Wednesday, August 29, 2018

Wednesday Bird of the Week: August 29, 2018

Female Ruby-throated Hummingbird (Archilochus colubris) perched on the
nectar feeder.
I have chosen the Ruby-throated Hummingbird (Archilochus colubris) as this weeks bird of the week because they will soon be gone from this area and I have been seeing them more frequently due to their migration. The Ruby-throated Hummingbird migrates every Fall back to it's wintering grounds in Central America and then back again in the Spring as far north as southern Canada.

The Ruby-throated Hummingbird is the only commonly found hummingbird species in the Midwest region of the United States. They are beautiful, fast fliers who feed on nectar and some small insects. Hummingbirds are the only species of bird that can fly backwards and even hover. This is a very useful skill when you have to stay in place to get nectar out of the depths of a tubular flower.

Ruby-throated Hummingbirds can be very territorial (see video at the end of this post). I have only observed the chasing behavior from the males of the species, and only rarely does the dominant male at my feeder let a female join him.

The males of this species have a very distinct red patch on their throats (hence the name Ruby-throated), but the females lack this patch. With a green overall body color and white belly, the Ruby-throated Hummingbird is easily distinguished from other hummingbird species that migrate through this area.

Ruby-throated Hummingbirds are of low conservation concern, and with people being attracted to many flowering plants that have long, tube-shaped flowers, food is not hard for these busy birds to find. If you feed hummingbirds in a nectar feeder, it is now recommended not to give them the red nectar commonly found in stores. They can't process the red dye (Red 40) used in this nectar. I have recently switched to a homemade nectar which is four parts water and one part sugar (one cup water and 1/4 cup sugar). Since switching, I have had more hummingbirds at my feeder than ever before, with five at one time.

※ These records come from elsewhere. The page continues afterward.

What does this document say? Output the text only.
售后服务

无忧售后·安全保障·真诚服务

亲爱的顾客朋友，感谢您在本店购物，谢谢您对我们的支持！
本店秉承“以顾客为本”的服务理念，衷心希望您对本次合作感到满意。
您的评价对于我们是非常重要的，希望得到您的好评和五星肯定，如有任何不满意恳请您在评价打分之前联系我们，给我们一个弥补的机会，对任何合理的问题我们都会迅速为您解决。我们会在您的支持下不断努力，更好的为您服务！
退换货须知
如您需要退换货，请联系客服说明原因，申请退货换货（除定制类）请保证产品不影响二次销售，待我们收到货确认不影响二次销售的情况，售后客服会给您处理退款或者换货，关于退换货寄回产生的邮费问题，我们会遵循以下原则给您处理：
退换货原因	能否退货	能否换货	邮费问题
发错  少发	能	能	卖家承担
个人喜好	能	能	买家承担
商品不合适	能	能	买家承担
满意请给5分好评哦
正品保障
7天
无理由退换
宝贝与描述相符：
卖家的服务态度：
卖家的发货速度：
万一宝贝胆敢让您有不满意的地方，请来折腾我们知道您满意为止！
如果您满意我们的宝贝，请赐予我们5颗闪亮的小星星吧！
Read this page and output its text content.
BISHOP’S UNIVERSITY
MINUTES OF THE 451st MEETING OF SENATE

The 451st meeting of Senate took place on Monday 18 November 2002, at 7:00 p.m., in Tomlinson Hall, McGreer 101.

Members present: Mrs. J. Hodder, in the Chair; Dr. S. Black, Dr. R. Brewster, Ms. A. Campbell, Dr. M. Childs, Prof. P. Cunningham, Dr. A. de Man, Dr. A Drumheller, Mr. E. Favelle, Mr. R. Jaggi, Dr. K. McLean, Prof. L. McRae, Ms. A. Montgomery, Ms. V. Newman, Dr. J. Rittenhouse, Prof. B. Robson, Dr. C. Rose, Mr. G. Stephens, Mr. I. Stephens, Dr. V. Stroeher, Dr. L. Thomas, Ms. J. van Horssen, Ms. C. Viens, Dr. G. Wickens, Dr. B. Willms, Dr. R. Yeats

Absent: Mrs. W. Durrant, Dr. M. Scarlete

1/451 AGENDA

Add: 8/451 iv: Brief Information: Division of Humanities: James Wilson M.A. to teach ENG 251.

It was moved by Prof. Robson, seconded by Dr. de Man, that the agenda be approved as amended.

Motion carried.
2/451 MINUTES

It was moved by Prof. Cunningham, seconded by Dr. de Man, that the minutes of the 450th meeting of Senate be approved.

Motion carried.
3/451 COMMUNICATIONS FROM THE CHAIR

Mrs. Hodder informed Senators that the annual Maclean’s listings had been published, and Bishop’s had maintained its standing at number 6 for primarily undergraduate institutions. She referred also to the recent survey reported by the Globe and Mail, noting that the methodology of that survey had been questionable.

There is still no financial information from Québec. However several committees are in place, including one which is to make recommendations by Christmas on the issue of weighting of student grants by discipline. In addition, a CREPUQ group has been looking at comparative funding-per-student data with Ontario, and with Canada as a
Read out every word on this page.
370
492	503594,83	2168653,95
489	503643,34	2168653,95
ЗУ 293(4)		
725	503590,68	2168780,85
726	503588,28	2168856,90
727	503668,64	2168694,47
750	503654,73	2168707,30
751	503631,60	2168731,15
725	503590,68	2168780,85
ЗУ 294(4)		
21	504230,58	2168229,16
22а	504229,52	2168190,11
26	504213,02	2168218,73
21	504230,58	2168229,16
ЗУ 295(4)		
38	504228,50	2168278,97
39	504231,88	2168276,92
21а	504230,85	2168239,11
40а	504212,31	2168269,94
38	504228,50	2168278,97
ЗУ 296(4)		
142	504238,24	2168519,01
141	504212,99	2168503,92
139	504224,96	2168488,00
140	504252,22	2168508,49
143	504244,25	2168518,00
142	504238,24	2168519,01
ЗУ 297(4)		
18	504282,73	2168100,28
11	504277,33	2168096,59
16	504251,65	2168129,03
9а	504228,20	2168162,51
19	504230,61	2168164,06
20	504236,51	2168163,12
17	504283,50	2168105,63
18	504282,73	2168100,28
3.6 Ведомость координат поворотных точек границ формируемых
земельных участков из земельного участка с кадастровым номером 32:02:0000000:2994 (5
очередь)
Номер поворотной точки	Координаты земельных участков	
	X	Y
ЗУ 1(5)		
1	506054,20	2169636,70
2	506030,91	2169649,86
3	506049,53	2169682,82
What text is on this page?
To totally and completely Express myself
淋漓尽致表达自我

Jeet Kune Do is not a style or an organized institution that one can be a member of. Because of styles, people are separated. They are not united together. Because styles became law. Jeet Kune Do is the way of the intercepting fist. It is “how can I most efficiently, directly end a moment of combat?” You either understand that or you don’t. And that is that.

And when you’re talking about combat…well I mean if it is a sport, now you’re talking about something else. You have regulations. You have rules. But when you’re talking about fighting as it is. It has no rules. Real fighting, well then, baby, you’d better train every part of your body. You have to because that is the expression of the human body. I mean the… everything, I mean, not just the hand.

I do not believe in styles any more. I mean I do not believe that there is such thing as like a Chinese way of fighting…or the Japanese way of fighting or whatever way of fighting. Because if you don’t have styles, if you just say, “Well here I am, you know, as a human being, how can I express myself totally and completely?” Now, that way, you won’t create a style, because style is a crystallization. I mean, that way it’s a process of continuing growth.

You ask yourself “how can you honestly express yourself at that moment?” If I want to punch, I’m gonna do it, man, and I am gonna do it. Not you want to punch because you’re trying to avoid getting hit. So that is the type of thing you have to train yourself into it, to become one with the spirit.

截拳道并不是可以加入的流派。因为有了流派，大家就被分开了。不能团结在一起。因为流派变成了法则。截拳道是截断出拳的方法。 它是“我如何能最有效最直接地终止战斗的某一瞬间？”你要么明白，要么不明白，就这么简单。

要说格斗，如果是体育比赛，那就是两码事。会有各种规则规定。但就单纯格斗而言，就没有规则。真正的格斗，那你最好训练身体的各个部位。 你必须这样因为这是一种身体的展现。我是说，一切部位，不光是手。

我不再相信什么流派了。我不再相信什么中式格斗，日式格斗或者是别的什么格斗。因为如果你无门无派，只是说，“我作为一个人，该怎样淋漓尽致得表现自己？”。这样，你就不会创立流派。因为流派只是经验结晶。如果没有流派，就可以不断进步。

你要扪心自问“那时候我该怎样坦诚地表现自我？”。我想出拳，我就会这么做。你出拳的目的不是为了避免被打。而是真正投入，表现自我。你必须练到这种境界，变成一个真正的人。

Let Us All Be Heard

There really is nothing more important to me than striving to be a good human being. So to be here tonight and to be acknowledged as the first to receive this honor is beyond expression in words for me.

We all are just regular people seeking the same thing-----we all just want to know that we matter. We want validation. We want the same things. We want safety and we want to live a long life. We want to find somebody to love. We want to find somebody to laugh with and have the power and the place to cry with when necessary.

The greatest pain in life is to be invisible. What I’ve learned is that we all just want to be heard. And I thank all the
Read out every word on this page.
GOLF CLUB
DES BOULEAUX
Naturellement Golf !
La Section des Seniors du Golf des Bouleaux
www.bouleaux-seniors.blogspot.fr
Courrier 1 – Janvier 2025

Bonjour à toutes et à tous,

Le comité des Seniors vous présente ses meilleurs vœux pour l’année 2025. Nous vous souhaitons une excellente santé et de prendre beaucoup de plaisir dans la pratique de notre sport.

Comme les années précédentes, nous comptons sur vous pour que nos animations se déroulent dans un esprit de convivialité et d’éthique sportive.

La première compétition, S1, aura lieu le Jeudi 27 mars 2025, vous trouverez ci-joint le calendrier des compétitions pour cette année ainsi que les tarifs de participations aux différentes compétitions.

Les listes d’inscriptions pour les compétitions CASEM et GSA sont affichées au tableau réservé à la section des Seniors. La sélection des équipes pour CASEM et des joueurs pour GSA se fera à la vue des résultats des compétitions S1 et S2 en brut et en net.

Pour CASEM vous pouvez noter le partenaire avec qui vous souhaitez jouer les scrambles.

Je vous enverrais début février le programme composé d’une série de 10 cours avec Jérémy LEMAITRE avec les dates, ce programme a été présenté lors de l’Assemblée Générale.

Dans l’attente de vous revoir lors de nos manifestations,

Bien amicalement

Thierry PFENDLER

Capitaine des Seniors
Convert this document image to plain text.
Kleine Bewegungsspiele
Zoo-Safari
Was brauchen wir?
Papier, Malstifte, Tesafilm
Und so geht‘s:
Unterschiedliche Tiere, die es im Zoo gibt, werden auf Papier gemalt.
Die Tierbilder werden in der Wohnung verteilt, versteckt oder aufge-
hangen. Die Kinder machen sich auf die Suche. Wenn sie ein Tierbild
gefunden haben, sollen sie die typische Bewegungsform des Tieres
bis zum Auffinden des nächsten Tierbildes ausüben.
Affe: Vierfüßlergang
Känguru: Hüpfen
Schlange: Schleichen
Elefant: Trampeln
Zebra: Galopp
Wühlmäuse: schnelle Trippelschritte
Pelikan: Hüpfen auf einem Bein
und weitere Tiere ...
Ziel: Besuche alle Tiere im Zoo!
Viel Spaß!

The nests of the Ruby-throated Hummingbird can be found in trees or bushes, but is very hard to spot because it is so small. They make their nests out of spider silk and lichen and the nest is able to stretch as the nestlings grow. So if you have ever seen a nest of a hummingbird and wondered how more than one bird could possibly fit in something so small, don't worry, they have it covered. Once the nestlings are ready to fledge, the nest is mostly flat and no longer provides much protection or camouflage needed to protect the young birds.

If you have taken your feeders down because you hadn't seen a hummingbird in a while, I would recommend putting them back up for a a few more weeks at least. Help a hummingbird store enough energy to make the migration this year so that hopefully we can all enjoy more next year.